Our economy has moved towards consolidation and monopoly control for decades, Trump is not the cause. But I worry he will take down the few remaining guardrails and allow the likes of Google, Amazon, Meta, Apple, Walmart, and others to prey upon us with reckless abandon. One of the more insidious aspects of Trump from the beginning is that he is not wrong to identify a large part of our country has been left behind by globalization and is at the mercy of corporate greed; but he has no intention of helping those parts of our country, he just wants to ride their resentment to power.
Politically, our government is about to be run by Fox News’ daytime lineup. The quality of Trump’s cabinet nominees would make most hiring managers fall out of their ergonomic chairs with laughter. But, with enough money and threats, many of them seem destined for confirmation. Is our world safer with Pete Hegseth as Secretary of Defense? His best arguments for the job are 1.) I promise I’ll quit drinking and 2.) it wasn’t, technically, rape. Or Kash Patel as head of the FBI? Or Pam Bondi as Attorney General? Or putting RFK Jr. in charge of the Department of Health and Human Services? Seriously? The anti-vaccine brain worm guy? We will soon be led by the least of us. My worry is not just that I disagree, vehemently, with many of these people’s qualifications and outlooks, but that in a complex and dangerous world, they will leave us vulnerable and unprepared.
A new Roaring Twenties
With Trump’s return, we seem on the cusp of a new era of freewheeling, winner-takes-all debauchery. If the past 15 years following the Supreme Court’s Citizens United ruling represented a new Gilded Age, we may now be entering a new Roaring Twenties. And while the flappers, speak easies, and stock market booms were all fun and exciting, they were also noisy distractions from the rot and dysfunction underneath that, ultimately, led to a crash.
For now, America is once again a place where might makes right and only money is allowed to talk. Mao Zedong once said “Political power grows out of the barrel of a gun.” In Trump’s America, we might say political power grows out of the zeroes in your bank account.

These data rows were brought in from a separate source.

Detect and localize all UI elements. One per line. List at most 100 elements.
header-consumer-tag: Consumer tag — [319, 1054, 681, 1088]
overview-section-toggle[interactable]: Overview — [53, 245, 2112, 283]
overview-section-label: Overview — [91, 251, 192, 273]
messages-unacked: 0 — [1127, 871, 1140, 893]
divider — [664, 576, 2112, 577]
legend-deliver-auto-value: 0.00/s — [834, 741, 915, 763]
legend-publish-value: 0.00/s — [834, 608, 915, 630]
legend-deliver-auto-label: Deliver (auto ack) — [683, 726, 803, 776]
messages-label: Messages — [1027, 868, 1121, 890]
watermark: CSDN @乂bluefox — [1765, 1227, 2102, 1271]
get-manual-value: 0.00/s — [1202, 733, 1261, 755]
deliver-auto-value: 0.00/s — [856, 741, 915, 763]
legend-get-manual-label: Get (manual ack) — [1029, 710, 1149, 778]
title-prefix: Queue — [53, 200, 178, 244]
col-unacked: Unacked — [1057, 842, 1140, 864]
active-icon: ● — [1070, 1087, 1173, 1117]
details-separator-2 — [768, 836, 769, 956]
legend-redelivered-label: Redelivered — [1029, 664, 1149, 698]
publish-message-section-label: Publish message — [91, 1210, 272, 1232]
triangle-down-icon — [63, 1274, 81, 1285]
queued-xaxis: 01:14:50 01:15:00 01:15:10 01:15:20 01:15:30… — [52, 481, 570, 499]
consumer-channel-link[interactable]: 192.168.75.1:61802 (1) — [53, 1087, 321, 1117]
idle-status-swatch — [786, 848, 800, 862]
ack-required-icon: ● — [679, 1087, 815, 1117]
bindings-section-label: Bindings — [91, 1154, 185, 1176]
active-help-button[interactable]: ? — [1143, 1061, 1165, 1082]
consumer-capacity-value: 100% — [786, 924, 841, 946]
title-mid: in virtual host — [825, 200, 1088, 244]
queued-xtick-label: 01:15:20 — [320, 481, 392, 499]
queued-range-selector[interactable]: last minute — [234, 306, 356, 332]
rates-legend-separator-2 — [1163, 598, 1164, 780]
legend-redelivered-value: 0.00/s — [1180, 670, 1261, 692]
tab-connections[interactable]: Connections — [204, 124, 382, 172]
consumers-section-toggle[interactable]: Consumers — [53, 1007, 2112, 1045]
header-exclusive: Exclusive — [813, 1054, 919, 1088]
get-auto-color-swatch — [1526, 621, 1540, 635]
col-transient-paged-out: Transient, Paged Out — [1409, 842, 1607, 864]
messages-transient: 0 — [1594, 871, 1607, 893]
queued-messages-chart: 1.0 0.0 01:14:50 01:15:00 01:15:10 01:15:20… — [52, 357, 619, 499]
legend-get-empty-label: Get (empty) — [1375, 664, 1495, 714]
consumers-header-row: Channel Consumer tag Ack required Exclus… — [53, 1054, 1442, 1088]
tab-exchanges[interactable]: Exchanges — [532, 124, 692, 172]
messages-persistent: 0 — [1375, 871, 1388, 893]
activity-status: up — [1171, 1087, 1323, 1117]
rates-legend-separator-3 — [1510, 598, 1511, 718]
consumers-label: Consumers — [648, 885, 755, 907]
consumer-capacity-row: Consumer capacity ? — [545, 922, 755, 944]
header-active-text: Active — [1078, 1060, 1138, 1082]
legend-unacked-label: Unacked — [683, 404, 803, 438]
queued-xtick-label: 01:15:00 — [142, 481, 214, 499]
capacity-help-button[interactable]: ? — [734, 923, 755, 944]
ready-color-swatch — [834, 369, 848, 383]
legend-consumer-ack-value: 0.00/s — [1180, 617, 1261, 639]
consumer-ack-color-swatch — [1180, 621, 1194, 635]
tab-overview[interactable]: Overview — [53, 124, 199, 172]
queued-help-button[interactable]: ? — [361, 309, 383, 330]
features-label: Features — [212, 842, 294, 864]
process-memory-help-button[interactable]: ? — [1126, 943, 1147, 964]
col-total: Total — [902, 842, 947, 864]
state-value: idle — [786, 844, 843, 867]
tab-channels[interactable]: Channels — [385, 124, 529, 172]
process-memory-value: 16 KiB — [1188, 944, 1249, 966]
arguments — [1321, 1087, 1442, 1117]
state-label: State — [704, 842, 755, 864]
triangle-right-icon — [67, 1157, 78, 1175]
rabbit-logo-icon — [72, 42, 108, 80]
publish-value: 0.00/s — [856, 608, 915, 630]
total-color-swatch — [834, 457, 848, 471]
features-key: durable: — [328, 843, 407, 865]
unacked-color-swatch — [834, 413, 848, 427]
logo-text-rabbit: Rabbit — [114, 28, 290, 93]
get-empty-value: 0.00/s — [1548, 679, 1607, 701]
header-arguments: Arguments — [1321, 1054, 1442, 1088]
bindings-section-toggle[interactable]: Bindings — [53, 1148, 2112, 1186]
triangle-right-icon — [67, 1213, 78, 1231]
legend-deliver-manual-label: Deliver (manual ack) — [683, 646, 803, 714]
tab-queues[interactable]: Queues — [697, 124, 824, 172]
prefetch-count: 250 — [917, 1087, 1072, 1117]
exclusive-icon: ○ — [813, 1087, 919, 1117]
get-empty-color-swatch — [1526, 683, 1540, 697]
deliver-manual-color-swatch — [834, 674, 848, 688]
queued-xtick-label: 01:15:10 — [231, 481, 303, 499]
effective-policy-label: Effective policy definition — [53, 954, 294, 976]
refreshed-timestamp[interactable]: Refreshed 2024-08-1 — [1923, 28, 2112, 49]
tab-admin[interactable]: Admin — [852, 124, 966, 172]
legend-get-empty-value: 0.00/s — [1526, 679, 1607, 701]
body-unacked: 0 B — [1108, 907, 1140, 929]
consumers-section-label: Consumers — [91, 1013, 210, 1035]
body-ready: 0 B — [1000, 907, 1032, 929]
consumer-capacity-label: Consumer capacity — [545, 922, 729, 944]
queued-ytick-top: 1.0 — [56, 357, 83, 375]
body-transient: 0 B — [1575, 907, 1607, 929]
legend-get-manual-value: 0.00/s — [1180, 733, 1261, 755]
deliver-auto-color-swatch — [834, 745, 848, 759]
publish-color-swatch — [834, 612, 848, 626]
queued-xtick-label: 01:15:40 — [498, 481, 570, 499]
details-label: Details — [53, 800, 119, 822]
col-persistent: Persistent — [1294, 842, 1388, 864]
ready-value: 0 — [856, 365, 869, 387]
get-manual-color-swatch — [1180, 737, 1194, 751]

What comes next? I don’t know, but I’m worried. Trump’s administration will not be all good or all bad, but it could certainly be bad for a lot of us. What can we do? Hold on to the good things in our lives and within ourselves. Practice good citizenship. Stay engaged and pay attention, but don’t make yourself sick. Remember the kind of America you want to live in and do what you can to cultivate it back into existence. Do not be bullied into silence or submission and do not accept the devil’s bargain of our times to trade apathy for convenience. We are living through an epochal change. Our job is to safeguard and shepherd the history, values, and culture we hold dear to the other side. In the meantime, have courage, have patience, and have hope.
America sowed the wind by electing Trump a second time. Today, we reap the whirlwind.